Best Worst Vacation Ever
By Lorry Meyers
Determined to expose my husband and three children to a little culture, I planned a mini-vacation to St. Louis. The plan was to stroll through the art museum, immerse ourselves in the science center, stay along the riverfront, and eat somewhere that didn’t have a drive-through.
Who wouldn’t want to do that?
Well, Taylor whined about not going to a water park, Hilary begged to go to a shopping mall, and all Mariah wanted to do was go to Hobby Lobby. My husband, who had vacationed with these three before, just wanted to stay home.
“Oh come on,” I said with fake enthusiasm. “It will be fun.”
The first fun-filled day was full of arguing, complaining, and an invitation to leave the museum. Apparently, there was a no-touching policy. We ended up snarled in traffic, and then our car overheated in the parking lot of the St. Louis Science Center. A security guard pulled up when Randy lifted the hood and told us to leave. We hadn’t even been in.
Intent on shaking off yesterday and having some fun, we walked the next morning. A block from our hotel, we found a metro train station where a billboard of the mayor welcomed tourists to the city and offered a hotline should they encounter any problems. Underneath that billboard, the train schedule said we could hop on, hop off, hang out, and catch the train right back to where we were.
We managed to buy tickets from a vending machine and pondered the sign that reminded us to get them validated. Doesn’t the conductor do that?
The train doors opened, and Randy and the kids grabbed the first empty seat while I stumbled to the back for my own. When the train pulled out, the conductor slid through the door and began checking tickets, examining them with a flashlight. From the back of the car, I watched as the conductor snatched Randy’s tickets from his hand. The next thing I knew, the train stopped, the door opened, and the conductor kicked my family off the train.

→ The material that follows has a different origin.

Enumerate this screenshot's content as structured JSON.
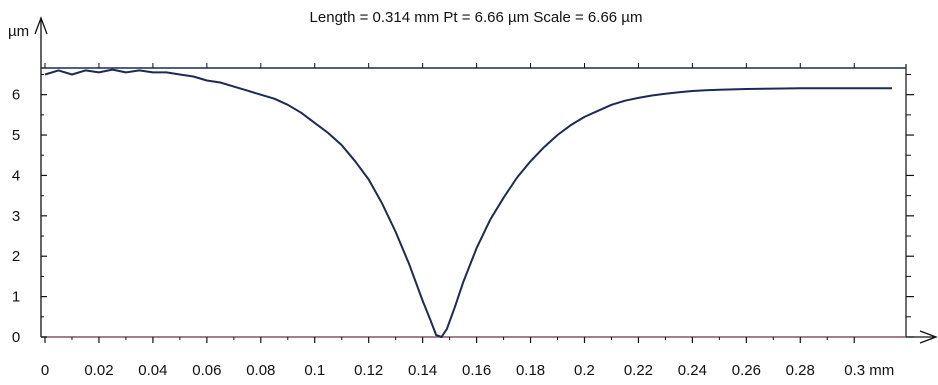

After some shouting and a little pouting, I followed my family off the train. The conductor followed us and demanded identification. This man—with a wrinkled shirt and bad breath—informed us, bluntly, that riding the train illegally was illegal. I tried to explain that we’d paid for tickets but didn’t know they had to be validated before boarding. The irritated conductor, though, cut me off, and, looking at my license, asked: “Can you verify your weight?”
That was it! I was done with this vacation.
On the train ride back, our oldest child bragged about his mother making a grown man beg. The second child was embarrassed that her mother threatened to use the tourist hotline. And the youngest kept asking why daddy thought the conductor looked like he’d been hit by a train?
This was the worst vacation ever.
On the car ride home, the children were quiet, exhausted from the culture shock of the last two days. I looked at my dazed husband and knew Randy was wishing we had just stayed home.
All I wanted to do was expose my family to a little culture, but we’d been asked to leave every place we went. Apparently, culture wasn’t ready for us. My family isn’t perfect, but it is mine. I worried my children would believe that one bad vacation meant that we were bad, too. I didn’t want them to judge their childhood by overzealous security guards and a tired train conductor who never knew what hit him.
That, of course, is exactly what happened. Over the years, stories of this city vacation have been re-told over dinner tables and bonfires. Each child has her own detailed version, but their endings are always the same: Best. Vacation. Ever.